- " Hm, il était apprenti je crois. Il ... travaillait à l'Université, oui. C'est ça qui l'a rendu si méticuleux. Comme quoi ..."
Il tira le gobelet à lui, évitant au passage le bras d'un cocher un peu trop hilare.
- "Vous aussi vous venez de l'Université ?"
Et d'un air très sérieux, l'initiée prend le relais.
-"Oh non, je voyais les étudiants de temps en temps mais je n'y suis jamais allée, à part en passant devant. C'est étonnant qu'il soit ressorti organisé et méticuleux de l'université comme vous dites, généralement les étudiants sont connus pour être agités... Vous saviez ce qu'il étudiait peut-être? Je parie que c'était des matières très pointilleuses..."
- "Euh, la, euh ... les bêtes, de mémoire. Je n'ai jamais été très studieux, je ne lui demandais pas ce genre de choses. Ca n'a jamais été important, et puis ... Pourquoi est-ce que cela vous intéresse ?"
Tétradie ne dit rien, haussant les épaules en guise de réponse. Voyant la mousse à l'intérieur du gobelet d'Ans, elle se lève à nouveau pour le resservir, lançant un simple :
-"Je fais juste la discussion... Et puis les prêtres de Morr disent que c'est important de se rappeler des défunts."
D'un geste bien plus rapide, l'Altdorfer se lève, attrapant le bras de Tétradie avant qu'elle ne quitte la table.
- "Non, non, merci. J'ai déjà du mal à finir celle-là, continuez sans moi."
Et de fait, son dernier gobelet n'est pas vide. Ni même le précédent.

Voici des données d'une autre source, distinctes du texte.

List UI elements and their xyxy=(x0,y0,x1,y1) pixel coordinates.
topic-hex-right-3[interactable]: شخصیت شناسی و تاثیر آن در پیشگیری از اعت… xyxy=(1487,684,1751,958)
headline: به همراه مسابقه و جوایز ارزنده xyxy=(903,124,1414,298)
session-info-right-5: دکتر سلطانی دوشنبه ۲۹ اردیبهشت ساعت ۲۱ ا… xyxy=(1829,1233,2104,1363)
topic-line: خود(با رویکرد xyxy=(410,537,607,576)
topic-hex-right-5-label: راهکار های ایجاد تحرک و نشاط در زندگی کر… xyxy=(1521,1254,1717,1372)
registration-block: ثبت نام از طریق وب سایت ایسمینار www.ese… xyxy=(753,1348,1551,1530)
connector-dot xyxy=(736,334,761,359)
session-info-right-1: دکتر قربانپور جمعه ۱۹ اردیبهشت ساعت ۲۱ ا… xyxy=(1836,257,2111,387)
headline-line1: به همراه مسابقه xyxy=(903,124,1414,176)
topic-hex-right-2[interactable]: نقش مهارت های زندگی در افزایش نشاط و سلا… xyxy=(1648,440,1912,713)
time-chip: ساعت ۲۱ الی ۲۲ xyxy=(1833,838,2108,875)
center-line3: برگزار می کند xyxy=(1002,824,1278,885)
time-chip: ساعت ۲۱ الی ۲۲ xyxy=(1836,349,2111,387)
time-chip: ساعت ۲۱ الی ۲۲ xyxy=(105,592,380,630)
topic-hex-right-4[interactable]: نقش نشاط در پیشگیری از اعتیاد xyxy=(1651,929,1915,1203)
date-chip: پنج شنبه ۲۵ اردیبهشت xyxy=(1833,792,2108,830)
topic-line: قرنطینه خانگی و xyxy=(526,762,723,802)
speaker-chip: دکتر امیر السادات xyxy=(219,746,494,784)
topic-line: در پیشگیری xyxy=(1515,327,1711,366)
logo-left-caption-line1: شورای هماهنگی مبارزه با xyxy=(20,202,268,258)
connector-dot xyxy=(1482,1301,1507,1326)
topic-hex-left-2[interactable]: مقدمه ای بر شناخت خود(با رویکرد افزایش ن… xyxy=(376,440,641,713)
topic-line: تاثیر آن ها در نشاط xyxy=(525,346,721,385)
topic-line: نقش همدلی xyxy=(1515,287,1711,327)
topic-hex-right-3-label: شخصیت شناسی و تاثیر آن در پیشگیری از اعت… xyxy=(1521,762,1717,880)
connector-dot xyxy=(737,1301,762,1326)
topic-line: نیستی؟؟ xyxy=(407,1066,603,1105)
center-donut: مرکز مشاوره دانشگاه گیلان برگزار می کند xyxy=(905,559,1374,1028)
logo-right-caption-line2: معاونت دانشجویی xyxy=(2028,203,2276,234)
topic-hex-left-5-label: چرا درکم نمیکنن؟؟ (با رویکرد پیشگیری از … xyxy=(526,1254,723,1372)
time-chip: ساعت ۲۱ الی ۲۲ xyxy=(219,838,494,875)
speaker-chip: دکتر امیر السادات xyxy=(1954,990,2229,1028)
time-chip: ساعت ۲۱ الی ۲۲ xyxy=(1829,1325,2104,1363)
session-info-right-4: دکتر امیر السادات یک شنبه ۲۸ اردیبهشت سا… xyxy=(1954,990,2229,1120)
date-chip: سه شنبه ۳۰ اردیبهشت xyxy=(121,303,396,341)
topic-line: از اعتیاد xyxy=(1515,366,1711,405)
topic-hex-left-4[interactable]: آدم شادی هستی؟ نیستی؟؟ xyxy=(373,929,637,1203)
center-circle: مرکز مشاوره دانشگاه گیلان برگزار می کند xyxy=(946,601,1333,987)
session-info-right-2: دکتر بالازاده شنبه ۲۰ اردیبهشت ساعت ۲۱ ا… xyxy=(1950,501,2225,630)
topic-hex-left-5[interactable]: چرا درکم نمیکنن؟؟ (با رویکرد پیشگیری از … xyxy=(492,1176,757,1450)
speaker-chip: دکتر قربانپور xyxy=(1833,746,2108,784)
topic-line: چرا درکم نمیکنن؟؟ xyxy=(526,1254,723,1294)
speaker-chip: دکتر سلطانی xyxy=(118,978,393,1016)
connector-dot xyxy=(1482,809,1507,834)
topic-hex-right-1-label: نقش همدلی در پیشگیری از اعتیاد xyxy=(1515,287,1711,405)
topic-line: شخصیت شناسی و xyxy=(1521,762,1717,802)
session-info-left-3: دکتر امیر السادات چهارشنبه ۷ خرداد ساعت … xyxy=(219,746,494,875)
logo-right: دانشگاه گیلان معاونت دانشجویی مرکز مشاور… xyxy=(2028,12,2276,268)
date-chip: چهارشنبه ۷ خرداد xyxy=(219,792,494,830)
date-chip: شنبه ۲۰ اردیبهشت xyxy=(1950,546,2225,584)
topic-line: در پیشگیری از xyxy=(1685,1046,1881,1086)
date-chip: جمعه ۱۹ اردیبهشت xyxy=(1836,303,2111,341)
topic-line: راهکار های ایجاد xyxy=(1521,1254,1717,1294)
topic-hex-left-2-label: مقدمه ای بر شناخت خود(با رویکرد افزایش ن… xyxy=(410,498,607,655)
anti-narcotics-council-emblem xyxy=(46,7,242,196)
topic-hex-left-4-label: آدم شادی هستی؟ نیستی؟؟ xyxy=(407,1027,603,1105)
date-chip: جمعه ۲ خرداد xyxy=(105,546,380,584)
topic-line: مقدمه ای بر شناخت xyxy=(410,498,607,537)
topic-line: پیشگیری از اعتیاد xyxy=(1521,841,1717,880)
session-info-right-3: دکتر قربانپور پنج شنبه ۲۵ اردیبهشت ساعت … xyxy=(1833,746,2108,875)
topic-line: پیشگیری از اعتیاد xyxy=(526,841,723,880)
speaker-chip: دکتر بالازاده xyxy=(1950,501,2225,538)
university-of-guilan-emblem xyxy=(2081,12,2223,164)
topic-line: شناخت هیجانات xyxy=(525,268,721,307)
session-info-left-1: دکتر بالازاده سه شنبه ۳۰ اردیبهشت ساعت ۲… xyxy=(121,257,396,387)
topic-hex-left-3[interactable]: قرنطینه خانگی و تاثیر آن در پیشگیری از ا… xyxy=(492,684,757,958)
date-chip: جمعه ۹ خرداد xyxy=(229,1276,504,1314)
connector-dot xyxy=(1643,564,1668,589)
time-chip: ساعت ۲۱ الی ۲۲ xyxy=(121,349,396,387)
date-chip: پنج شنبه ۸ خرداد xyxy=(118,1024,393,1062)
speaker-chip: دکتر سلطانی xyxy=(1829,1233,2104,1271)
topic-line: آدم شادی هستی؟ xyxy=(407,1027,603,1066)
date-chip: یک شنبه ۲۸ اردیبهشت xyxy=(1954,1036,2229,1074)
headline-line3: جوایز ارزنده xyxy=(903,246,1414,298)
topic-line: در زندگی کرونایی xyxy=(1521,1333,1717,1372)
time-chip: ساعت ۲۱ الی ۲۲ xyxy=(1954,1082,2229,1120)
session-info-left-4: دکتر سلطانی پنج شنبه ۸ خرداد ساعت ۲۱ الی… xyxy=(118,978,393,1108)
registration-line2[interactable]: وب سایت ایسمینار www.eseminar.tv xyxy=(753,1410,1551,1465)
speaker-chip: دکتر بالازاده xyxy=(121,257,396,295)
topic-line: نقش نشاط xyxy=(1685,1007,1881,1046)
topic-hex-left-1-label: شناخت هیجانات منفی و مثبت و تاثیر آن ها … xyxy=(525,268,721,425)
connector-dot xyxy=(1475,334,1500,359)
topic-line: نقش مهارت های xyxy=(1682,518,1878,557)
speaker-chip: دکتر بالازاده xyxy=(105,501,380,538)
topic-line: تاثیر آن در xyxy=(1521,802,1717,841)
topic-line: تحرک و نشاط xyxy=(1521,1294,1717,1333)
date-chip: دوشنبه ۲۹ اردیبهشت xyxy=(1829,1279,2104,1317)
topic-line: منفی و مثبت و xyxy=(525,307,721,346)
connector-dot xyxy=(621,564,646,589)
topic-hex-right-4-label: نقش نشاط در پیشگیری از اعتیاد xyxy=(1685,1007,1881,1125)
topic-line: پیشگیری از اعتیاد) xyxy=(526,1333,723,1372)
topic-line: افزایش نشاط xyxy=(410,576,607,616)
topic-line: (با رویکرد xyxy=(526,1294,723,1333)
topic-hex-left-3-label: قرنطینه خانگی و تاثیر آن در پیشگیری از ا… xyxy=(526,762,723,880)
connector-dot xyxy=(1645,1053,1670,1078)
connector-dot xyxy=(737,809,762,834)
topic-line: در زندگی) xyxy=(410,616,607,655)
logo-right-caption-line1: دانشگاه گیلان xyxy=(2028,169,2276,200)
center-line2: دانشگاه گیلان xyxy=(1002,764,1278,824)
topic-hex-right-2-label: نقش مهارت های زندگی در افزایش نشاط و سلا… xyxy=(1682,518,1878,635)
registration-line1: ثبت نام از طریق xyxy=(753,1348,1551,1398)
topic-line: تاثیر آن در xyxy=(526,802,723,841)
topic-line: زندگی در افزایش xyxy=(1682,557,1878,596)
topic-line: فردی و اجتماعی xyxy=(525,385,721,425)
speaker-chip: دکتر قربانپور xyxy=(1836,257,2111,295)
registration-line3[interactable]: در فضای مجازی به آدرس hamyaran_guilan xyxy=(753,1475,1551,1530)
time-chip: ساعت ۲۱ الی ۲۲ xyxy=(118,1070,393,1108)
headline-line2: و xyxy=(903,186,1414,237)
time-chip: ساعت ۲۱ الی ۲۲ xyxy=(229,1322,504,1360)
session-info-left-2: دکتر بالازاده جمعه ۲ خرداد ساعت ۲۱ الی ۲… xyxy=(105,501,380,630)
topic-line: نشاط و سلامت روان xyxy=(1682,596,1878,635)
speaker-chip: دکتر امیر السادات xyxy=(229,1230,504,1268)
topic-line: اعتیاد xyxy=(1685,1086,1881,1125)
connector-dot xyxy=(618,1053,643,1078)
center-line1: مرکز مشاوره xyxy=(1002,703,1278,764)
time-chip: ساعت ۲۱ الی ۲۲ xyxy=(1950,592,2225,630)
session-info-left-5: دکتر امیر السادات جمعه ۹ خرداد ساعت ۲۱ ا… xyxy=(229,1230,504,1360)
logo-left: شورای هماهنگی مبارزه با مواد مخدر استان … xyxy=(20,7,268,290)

- " Je ne sais pas ce qui nous attend avec cette neige, alors je préfère rester sobre si ça ne vous dérange pas. Peut-être que ces messieurs... messieurs-dames voudront vous suivre ?"
Les cochers tournent alors la tête, ainsi qu'Ursula. A trois, ils accumulent bien une quinzaine de gobelets, dont certains qui ne semblent pas emplis ou vides de bière mais d'un autre alcool.
- "Ben ça, on avait b'zoin d'un quat'ièm' pour la relance. Fraulein sait jouer aux cartes ? " lance justement l'un des conducteurs.
Alors se clôture le dialogue entre Ans et Tétradie, suivi de près par une rude mais amicale partie de "Quatre-Marteaux". Il faut quelques tours à l'initiée pour en capter les règles et les principes - cela se joue par équipe de deux, les cartes sont réparties et numérotée avec quatre symboles, à chaque manche l'un d'eux est favorisé, l'ordre des cartes change pour ce dernier, et à la fin de chaque manche l'on compte les points en y rajoutant ou non les prévisions que l'on a fait avant de démarrer celle-ci. Par chance pour Tétradie, ou bien par habitude de son équipier, le vieux cocher ne cesse de trouver ou bien d'avoir la carte qu'il faut quand il faut, sans pour autant être toujours gagnant. Ainsi, le vieil homme, qui avait été si rugueux et si dur la veille, semblait rajeunir lorsqu'il y avait un enjeu ou une compétition à gagner.
***
Quelques bières suivirent, puis ce fut d'autres alcools, et enfin une pause - ou plutôt un arrêt pour "dégager la table". C'est à ce moment là que Tétradie découvre le nombre de gobelets posé devant elle - qu'elle a tous bu sans sourciller. Il doit bien y avoir une demi-douzaines de verre, soit autant de pintes d'alcool certes familier mais pas moins douteux quant à leur origine ou leur fabrication. Qu'à cela ne tienne, Tétradie dégouline de sueur à l'heure qu'il est. L'air lui semble chaud, capiteux, brumeux par instants, tremblant par d'autres.
C'est sans doute pour cela - ou pour tout un tas d'autres raisons - que lorsque les joueurs retroussent à nouveau leurs manches et que les cochers arrêtent de chanter leur récital en patois ... Que l'initiée préfère se lever, chercher les autres convives du regard, pour finalement s'éclipser vers un lit bien plus douillet qu'il n'y parait.